Supply Chain Vulnerabilities
The success of the modern agricultural industry has multiple roots, including but not limited to: increased fertilizer and pesticide use, efficient irrigation, enhanced storage and improved farming equipment. Perhaps most importantly, farm management practices have become streamlined, with an emphasis on specialization. Farmers no longer produce their own seed, nor do they have the equipment to clean it. Instead they almost exclusively buy seed from agriculture tech companies, and for good reason. These companies, through economies of scale, provide seed that boasts germination rates of 95% and antifungal coatings that provide adequate protection against many serious pathogens.
Unfortunately, this consolidation of power has a serious drawback. A main tenet of resiliency is a sensible decentralization of resources and knowledge. At the moment, the industry has incrementally bred out the individual farmer’s ability to self-sustain, perhaps even at the community level. A significant security breach in a major agricultural technology company, or the development of another exploitable genetic vulnerability, could result in considerable losses if seed were recalled or susceptible to novel pathogens.

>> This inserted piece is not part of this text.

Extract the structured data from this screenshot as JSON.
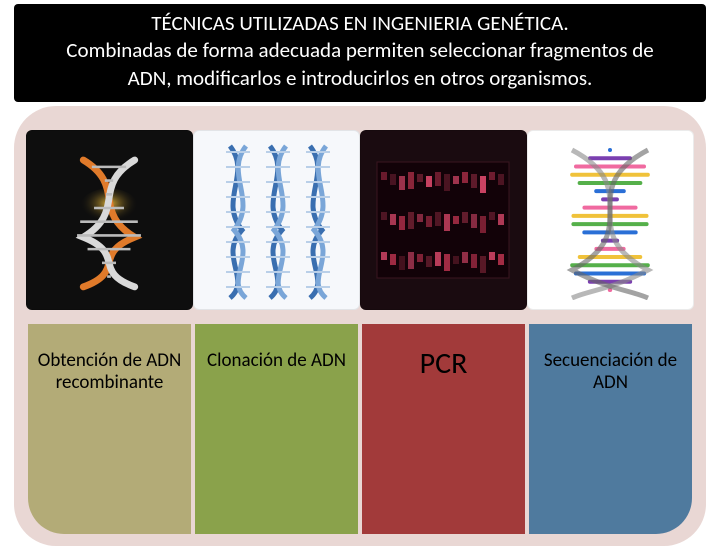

Plant security may be at risk, but there are several actionable ways to protect against and mitigate damage from plant pathogen and pest epidemics.
1) Convert conventional farms into agroforestry farms. The conversion of conventional farms into agroforestry operations mitigates several important issues outlined above. Primarily, conversion physically helps break up the monoculture, which leads to a smaller, less connected population of host crops available for disease transmission. The addition of trees to cropland also increases sequestration of carbon, decreases erosion, and serves as heat sinks (through evapotranspiration), all of which are proven approaches to help mitigate the effects of climate change. This, in turn, mitigates the spread of diseases that benefit from increased temperatures. Finally, the diversification of revenue streams created through agroforestry can help mitigate economic losses in times of drought and disease.
2) Plant a variety of seeds, and support local seed companies. Planting genetically distinct seeds, including heirlooms, provides some protection against epidemics because certain varieties have developed or maintain a natural resistance to pathogens. Furthermore, purchasing seed through local seed companies ensures decentralization of resources, which enhances resiliency. Any future incident that occurs at a major agricultural tech company can then be mitigated through such redundancies.
3) Create robust surveillance systems that catch infestations and epidemics early. To an extent, this already exists. The USDA created the iPIPE (Integrated Pest Information Platform for Extension and Education) system to help farmers share on-the-ground data via an online geographic platform that maps pathogen incidence in near real-time. This collaboration is a considerable step towards effective surveillance in the agricultural industry, but it’s still a relatively nascent system that is underutilized. A strong push to enhance collaboration amongst farmers will help to bolster crop biosecurity in America.